These beans are so incredible. I made a huge pot of them yesterday, and by lunchtime today, they were gone. They’re flavorful and filling and warm… and even I can’t believe how easy they are to make.
I have been craving warm food recently, and not just soup. I want food that fills you up… food with substance and texture, but food that can still be eaten out of a bowl with a spoon while curled up on the couch. My roommate says she’s “not that into beans,” so maybe it’s just the two years I spent being a vegetarian that makes me like these so much. They’re a bit like chili beans, but the flavorings are Italian-inspired.
I eat them with a bit of fromage nature à tartiner, which is sort of like a mild French cream cheese, as you can see in the picture, or else with some shredded cheese and a bit of Tabasco sauce. Either way, this is a recipe you must try.
Italian-Inspired White Beans with Tomatoes
2 tsp. olive oil
1 onion, finely chopped
1 whole dried cayenne pepper (if you don’t have these, sub a teaspoon of ground cayenne)
1 tsp. ground cayenne pepper
1 clove garlic, minced
3 tbsp. tomato puree
1 15-oz can whole peeled tomatoes
1 28-oz. can white beans (cannellini or white navy)
2 tsp. dried basil
1 tsp. dried rosemary
salt and black pepper
Heat the olive oil over medium-high heat. Add the onion and a pinch of salt and cook until soft and translucent, about five minutes. Add the peppers and garlic and stir until fragrant, 1-2 minutes.

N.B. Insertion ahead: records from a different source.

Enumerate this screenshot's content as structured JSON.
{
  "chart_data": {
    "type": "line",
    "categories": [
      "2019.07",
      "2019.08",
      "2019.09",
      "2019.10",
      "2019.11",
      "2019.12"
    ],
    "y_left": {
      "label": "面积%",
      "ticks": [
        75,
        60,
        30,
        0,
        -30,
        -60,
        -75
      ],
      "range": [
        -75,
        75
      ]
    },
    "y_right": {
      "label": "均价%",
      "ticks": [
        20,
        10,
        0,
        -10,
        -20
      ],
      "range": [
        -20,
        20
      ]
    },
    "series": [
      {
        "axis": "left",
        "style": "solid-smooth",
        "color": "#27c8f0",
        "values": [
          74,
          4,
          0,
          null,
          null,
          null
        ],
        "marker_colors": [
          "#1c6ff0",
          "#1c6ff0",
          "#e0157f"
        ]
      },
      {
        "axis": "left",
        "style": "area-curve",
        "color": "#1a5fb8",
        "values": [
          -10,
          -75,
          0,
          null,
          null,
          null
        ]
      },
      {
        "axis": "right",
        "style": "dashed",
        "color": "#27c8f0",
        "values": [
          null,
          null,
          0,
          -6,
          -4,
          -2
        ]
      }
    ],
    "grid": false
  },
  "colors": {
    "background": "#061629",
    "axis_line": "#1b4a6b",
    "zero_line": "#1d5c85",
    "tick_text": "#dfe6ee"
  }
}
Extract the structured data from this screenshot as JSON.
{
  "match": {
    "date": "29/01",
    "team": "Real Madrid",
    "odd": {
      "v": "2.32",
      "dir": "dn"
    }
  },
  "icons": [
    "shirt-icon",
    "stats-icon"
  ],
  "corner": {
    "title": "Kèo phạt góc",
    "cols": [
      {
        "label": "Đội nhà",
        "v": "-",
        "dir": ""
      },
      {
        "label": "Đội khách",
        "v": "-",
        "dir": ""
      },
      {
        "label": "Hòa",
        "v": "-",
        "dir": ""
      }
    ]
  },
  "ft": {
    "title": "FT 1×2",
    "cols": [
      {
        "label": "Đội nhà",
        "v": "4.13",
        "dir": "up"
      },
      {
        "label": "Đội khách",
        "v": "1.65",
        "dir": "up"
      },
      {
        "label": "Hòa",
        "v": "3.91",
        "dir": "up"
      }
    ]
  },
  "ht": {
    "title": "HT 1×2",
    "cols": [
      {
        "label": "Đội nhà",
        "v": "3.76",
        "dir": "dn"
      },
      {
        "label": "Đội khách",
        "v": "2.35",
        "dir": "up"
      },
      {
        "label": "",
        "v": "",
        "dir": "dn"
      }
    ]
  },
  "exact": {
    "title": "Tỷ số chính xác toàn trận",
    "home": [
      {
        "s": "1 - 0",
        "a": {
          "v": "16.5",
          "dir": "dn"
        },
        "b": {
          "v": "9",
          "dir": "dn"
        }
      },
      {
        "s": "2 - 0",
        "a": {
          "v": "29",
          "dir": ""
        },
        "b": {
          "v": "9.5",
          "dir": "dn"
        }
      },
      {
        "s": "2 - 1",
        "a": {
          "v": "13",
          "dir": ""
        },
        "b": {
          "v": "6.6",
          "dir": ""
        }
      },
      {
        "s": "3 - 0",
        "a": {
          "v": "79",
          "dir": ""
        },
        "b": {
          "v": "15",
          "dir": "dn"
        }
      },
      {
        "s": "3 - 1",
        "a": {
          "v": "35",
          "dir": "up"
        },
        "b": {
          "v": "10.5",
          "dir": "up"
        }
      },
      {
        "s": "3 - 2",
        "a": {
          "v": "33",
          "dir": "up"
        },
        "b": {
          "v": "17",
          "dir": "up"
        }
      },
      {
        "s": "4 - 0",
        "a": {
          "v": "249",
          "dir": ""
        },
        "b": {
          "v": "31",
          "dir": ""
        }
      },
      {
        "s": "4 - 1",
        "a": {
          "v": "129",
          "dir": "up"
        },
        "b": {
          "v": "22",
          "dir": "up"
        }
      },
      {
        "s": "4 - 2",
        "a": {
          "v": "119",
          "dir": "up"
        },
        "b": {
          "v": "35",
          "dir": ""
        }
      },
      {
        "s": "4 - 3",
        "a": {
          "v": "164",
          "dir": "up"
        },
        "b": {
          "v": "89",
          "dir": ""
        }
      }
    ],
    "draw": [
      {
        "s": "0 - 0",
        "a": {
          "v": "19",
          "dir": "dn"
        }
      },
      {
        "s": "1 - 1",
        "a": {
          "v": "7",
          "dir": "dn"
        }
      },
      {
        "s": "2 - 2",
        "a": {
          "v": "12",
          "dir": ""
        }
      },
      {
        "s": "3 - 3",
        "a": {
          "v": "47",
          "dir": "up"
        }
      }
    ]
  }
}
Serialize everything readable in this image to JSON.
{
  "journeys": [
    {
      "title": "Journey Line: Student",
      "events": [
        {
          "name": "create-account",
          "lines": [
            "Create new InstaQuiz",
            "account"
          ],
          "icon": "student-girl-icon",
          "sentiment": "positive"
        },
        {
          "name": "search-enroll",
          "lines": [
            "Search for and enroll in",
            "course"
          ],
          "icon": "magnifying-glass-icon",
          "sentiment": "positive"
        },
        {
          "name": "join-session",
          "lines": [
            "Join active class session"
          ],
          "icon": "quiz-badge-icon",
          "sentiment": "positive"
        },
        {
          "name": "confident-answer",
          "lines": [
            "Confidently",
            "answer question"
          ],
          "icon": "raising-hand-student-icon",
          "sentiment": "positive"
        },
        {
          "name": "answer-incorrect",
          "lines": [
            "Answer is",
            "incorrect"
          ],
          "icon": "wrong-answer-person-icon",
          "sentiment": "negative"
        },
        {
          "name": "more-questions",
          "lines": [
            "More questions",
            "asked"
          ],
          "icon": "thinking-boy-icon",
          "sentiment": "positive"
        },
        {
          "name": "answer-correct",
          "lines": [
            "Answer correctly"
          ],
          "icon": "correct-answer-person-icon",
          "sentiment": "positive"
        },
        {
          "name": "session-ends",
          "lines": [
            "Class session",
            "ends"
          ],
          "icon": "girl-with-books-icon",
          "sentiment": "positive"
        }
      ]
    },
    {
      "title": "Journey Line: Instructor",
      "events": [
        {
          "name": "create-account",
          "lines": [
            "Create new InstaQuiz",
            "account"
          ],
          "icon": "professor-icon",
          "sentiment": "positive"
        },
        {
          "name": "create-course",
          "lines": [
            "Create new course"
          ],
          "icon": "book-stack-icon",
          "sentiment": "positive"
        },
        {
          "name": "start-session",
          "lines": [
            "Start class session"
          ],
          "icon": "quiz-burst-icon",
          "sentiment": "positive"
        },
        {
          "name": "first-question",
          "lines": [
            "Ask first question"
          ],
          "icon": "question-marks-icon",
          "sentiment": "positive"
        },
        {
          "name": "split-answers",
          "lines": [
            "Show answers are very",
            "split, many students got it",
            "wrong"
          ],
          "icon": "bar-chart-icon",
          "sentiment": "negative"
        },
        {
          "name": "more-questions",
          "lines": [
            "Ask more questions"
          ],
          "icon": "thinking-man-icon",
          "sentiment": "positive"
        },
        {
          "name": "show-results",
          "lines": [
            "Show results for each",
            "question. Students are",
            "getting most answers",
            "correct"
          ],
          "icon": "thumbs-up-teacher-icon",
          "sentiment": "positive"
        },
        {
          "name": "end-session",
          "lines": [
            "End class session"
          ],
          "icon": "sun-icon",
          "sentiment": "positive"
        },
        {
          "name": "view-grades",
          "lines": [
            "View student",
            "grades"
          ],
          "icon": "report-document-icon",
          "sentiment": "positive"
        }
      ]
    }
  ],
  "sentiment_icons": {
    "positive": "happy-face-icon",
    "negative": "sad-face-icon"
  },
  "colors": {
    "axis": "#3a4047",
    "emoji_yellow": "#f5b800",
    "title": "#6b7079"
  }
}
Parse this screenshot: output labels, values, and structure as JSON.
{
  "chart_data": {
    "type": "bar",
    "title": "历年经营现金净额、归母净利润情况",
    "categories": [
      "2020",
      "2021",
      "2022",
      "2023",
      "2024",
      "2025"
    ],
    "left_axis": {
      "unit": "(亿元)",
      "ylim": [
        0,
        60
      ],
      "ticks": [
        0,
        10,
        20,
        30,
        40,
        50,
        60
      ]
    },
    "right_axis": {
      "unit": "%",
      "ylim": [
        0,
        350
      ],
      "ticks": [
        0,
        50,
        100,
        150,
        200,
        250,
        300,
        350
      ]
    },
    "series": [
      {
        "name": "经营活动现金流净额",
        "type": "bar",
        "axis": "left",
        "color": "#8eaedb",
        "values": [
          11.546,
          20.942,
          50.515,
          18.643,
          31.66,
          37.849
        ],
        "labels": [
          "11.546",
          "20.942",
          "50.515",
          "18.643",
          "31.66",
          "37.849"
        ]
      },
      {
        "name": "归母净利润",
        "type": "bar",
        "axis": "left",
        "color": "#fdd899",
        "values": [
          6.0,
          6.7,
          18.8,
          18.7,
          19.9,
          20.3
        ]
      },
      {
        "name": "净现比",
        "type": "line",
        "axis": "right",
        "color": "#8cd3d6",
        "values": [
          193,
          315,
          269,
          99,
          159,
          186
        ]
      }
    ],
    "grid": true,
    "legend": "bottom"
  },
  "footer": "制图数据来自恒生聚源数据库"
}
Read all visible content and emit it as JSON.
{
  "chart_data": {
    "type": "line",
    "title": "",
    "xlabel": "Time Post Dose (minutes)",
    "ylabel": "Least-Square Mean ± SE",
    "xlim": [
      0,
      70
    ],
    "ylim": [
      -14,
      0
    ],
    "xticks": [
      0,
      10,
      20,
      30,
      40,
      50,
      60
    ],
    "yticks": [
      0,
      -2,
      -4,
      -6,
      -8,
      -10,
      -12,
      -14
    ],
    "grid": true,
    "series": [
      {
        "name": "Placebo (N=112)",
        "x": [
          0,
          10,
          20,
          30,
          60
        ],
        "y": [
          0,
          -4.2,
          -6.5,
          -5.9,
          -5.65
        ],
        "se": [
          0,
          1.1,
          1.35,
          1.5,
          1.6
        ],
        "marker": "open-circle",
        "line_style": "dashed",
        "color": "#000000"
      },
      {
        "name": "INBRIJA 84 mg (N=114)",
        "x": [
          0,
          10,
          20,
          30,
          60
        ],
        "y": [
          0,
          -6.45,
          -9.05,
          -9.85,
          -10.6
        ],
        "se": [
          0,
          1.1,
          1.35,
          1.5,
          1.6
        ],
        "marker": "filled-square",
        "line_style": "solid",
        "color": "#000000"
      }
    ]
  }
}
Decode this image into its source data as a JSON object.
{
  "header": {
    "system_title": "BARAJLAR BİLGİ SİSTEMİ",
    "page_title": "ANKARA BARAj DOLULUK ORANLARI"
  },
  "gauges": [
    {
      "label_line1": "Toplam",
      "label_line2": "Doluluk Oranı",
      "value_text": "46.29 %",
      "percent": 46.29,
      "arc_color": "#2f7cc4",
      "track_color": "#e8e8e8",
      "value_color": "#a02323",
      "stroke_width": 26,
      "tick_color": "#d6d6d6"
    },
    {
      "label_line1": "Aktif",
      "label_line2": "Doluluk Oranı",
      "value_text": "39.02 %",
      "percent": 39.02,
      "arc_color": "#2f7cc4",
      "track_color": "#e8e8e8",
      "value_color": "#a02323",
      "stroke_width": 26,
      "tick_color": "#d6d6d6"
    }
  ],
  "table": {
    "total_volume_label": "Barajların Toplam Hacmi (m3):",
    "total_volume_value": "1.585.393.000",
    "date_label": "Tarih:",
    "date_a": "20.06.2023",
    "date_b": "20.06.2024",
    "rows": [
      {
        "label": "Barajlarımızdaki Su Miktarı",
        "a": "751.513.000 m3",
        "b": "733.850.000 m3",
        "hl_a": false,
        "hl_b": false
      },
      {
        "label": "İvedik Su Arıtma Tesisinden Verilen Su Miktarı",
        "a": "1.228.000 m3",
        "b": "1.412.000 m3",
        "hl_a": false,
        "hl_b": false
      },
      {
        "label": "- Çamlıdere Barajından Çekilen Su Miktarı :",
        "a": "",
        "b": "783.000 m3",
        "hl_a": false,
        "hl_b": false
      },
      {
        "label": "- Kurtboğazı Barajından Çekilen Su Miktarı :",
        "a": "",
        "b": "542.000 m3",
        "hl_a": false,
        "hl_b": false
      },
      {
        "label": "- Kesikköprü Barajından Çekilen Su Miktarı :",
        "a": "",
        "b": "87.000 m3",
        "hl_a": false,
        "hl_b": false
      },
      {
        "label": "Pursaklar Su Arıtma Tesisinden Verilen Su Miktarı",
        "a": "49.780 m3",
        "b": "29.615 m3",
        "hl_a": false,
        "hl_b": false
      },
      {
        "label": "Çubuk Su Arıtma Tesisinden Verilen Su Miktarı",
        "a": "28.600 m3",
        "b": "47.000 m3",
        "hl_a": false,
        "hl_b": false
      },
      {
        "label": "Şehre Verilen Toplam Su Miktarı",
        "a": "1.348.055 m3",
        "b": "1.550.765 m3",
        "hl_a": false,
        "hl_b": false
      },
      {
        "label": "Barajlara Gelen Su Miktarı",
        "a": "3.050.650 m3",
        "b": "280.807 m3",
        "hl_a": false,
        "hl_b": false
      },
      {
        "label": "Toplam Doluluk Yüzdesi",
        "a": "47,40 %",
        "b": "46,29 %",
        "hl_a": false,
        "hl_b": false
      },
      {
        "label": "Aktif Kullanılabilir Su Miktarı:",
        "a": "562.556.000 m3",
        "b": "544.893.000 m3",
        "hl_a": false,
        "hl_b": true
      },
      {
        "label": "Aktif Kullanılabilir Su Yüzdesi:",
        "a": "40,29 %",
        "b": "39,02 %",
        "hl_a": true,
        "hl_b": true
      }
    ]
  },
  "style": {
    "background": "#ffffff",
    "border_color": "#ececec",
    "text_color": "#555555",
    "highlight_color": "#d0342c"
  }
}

Add the tomato puree and stir to coat. Allow to cook for one minute, stirring constantly. Add the tomatoes, beans and herbs. Add salt and pepper to taste.
Reduce the heat to medium-low and allow to cook, stirring occasionally, until sauce has thickened and tomatoes have broken down, about 30 minutes. Taste for seasonings and serve.
This keeps really well and reheats in the microwave nicely for lunch the next day.